Approximate mean-field equations of motion for quasi-2D Bose-Einstein condensate systems

TL;DR

This paper introduces an approximate method using a hybrid variational approach to simplify the 3D Gross-Pitaevskii equation for quasi-2D Bose-Einstein condensates, enabling efficient analysis of their dynamics.

Contribution

It develops a hybrid Lagrangian variational technique that reduces the 3D problem to an effective 2D equation coupled with a width evolution, improving computational efficiency.

Findings

The method accurately approximates 3D GPE solutions for quasi-2D condensates.

Application to ring-shaped traps demonstrates the method's effectiveness.

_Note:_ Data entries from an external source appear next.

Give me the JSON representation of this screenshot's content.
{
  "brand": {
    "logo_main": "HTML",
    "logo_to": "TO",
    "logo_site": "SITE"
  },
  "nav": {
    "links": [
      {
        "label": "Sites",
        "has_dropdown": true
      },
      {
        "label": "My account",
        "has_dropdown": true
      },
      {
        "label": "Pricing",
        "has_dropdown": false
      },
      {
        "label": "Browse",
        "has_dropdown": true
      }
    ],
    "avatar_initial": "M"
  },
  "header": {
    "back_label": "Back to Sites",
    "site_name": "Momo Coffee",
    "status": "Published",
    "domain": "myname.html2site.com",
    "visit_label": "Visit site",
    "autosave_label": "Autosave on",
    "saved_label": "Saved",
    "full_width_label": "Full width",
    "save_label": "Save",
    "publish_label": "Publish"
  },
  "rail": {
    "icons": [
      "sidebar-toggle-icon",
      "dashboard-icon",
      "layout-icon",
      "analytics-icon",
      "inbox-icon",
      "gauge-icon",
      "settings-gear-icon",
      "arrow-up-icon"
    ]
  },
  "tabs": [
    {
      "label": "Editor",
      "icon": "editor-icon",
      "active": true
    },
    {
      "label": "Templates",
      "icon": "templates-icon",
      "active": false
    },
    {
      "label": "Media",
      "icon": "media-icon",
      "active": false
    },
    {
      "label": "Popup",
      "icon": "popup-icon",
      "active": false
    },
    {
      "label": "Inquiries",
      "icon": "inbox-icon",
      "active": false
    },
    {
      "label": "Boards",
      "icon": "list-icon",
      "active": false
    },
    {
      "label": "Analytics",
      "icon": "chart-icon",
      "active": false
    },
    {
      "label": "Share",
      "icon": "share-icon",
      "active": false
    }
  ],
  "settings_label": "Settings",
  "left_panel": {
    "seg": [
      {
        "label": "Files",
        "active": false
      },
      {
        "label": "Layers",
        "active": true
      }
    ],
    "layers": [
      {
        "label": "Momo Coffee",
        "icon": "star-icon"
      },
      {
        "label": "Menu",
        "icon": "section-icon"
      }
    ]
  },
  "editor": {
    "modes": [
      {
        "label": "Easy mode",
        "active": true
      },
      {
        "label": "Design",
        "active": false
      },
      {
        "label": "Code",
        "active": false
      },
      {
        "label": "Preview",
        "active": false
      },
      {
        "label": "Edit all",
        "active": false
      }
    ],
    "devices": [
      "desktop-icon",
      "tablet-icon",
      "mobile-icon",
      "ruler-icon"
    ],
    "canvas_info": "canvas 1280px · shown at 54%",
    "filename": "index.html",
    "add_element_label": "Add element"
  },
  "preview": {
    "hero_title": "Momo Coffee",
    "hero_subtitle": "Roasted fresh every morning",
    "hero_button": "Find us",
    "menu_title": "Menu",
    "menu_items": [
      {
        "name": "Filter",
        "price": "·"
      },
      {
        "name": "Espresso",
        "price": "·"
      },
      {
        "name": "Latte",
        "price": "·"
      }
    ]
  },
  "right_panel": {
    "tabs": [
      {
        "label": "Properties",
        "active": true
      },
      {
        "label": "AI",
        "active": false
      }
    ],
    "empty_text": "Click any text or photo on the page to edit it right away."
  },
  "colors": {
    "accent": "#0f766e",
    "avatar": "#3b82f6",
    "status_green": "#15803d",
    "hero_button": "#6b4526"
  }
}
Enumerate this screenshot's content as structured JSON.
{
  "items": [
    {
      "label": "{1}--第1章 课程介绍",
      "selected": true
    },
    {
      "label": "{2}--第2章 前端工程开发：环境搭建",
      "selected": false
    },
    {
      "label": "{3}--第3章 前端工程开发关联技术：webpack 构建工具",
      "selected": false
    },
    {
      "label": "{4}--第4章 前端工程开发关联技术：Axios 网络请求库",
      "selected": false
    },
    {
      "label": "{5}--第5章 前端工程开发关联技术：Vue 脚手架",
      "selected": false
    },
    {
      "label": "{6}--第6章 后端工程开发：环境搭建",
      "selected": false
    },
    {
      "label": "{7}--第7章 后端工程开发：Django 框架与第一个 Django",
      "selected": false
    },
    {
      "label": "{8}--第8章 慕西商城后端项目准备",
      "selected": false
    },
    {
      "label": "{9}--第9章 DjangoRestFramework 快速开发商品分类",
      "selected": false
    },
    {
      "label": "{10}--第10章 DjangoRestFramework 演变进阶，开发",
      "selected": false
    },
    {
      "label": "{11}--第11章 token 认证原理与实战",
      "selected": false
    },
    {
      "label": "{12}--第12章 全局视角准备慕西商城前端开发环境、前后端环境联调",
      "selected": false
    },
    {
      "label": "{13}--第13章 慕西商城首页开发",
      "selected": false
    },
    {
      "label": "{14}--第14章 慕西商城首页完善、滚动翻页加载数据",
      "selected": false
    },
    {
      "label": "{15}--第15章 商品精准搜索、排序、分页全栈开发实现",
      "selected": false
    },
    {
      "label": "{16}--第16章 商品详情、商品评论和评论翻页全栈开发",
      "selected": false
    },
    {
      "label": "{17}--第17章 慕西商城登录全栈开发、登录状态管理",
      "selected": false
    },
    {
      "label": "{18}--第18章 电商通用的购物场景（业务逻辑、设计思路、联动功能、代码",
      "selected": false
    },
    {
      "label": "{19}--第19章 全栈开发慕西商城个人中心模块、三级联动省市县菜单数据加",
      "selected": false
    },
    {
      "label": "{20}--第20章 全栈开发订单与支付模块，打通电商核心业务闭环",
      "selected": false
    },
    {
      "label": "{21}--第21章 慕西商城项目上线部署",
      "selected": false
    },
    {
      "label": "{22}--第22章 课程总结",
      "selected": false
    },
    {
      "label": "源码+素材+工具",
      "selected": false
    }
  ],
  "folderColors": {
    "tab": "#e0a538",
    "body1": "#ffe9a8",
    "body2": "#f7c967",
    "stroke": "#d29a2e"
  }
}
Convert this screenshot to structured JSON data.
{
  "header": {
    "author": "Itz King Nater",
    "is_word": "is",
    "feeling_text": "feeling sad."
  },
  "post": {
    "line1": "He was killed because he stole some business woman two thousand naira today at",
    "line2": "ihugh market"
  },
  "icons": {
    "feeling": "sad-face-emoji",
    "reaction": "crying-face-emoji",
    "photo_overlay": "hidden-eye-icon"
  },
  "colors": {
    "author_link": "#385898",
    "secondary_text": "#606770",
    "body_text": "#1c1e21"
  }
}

Comparison shows good agreement with full 3D numerical solutions.

Abstract

We present a method for approximating the solution of the three-dimensional, time-dependent Gross-Pitaevskii equation (GPE) for Bose-Einstein condensate systems where the confinement in one dimension is much tighter than in the other two. This method employs a hybrid Lagrangian variational technique whose trial wave function is the product of a completely unspecified function of the coordinates in the plane of weak confinement and a gaussian in the strongly confined direction having a time-dependent width and quadratic phase. The hybrid Lagrangian variational method produces equations of motion that consist of (1) a two-dimensional, effective GPE whose nonlinear coefficient contains the width of the gaussian and (2) an equation of motion for the width that depends on the integral of the fourth power of the solution of the 2D effective GPE. We apply this method to the dynamics of Bose-Einstein condensates confined in ring-shaped potentials and compare the approximate solution to the numerical solution of the full 3D GPE.